Damage-Based Inelastic Seismic Spectra

Abstract

Current inelastic seismic spectra suffer from a conceptual limitation: they are significant only on the maximum demand of ductility and they do not include any influence of the number of response cycles, yield excursions, stiffness and strength degradation and damage potential to structures. This paper presents a stochastic approach for obtaining damage-based inelastic seismic spectra. In order to consider the cumulative damage phenomenon in structural systems under strong ground motions, the authors adopt the Park and Ang damage model that includes the displacement ductility and the hysteretic energy.

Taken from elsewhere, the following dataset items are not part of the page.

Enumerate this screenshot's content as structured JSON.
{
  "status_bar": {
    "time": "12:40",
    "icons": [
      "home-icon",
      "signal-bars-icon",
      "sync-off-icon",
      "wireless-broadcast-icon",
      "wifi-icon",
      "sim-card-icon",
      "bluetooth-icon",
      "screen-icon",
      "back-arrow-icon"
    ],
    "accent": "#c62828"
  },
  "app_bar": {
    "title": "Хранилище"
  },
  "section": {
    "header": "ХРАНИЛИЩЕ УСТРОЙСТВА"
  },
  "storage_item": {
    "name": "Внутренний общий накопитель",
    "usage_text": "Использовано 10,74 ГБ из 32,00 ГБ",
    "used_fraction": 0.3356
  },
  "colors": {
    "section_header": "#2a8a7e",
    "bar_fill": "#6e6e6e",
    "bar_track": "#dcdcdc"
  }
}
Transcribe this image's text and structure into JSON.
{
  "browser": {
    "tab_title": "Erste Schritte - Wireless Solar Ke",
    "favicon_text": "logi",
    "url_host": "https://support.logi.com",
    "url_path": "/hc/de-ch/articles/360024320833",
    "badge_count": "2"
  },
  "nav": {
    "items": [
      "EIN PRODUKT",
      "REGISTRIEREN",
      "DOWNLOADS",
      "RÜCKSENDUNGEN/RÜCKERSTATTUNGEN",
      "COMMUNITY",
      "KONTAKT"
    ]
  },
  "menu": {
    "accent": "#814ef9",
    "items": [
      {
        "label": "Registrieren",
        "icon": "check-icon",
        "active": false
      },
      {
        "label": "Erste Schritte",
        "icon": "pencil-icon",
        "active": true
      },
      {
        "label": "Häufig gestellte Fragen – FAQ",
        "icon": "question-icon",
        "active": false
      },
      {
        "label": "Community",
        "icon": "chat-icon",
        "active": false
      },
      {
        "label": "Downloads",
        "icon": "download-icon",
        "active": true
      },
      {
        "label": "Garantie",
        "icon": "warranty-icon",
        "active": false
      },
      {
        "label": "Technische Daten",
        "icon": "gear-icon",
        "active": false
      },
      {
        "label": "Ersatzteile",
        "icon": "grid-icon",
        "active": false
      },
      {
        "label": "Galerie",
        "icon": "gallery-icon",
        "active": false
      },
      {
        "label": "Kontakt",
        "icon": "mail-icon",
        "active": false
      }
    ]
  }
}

The novelty is that the peak theory of random processes is adopted to achieve damage-based seismic spectra. This approach has some advantages compared with the standard statistical approaches based on a large number of recorded accelerograms. First, it drastically reduces the computational effort, while allowing us to typify the seismic motion by some parameters such as the frequency content, peak acceleration, energy content and strong motion duration, i.e. all the parameters that affect the structural response under seismic actions. Besides, it allows to obtain the following stochastic inelastic seismic response spectra: damage-based (i) displacement and acceleration inelastic spectra, (ii) response modification factor spectra, (iii) yield strength demand spectra, and (iv) damage-based inelastic displacement ratio spectra.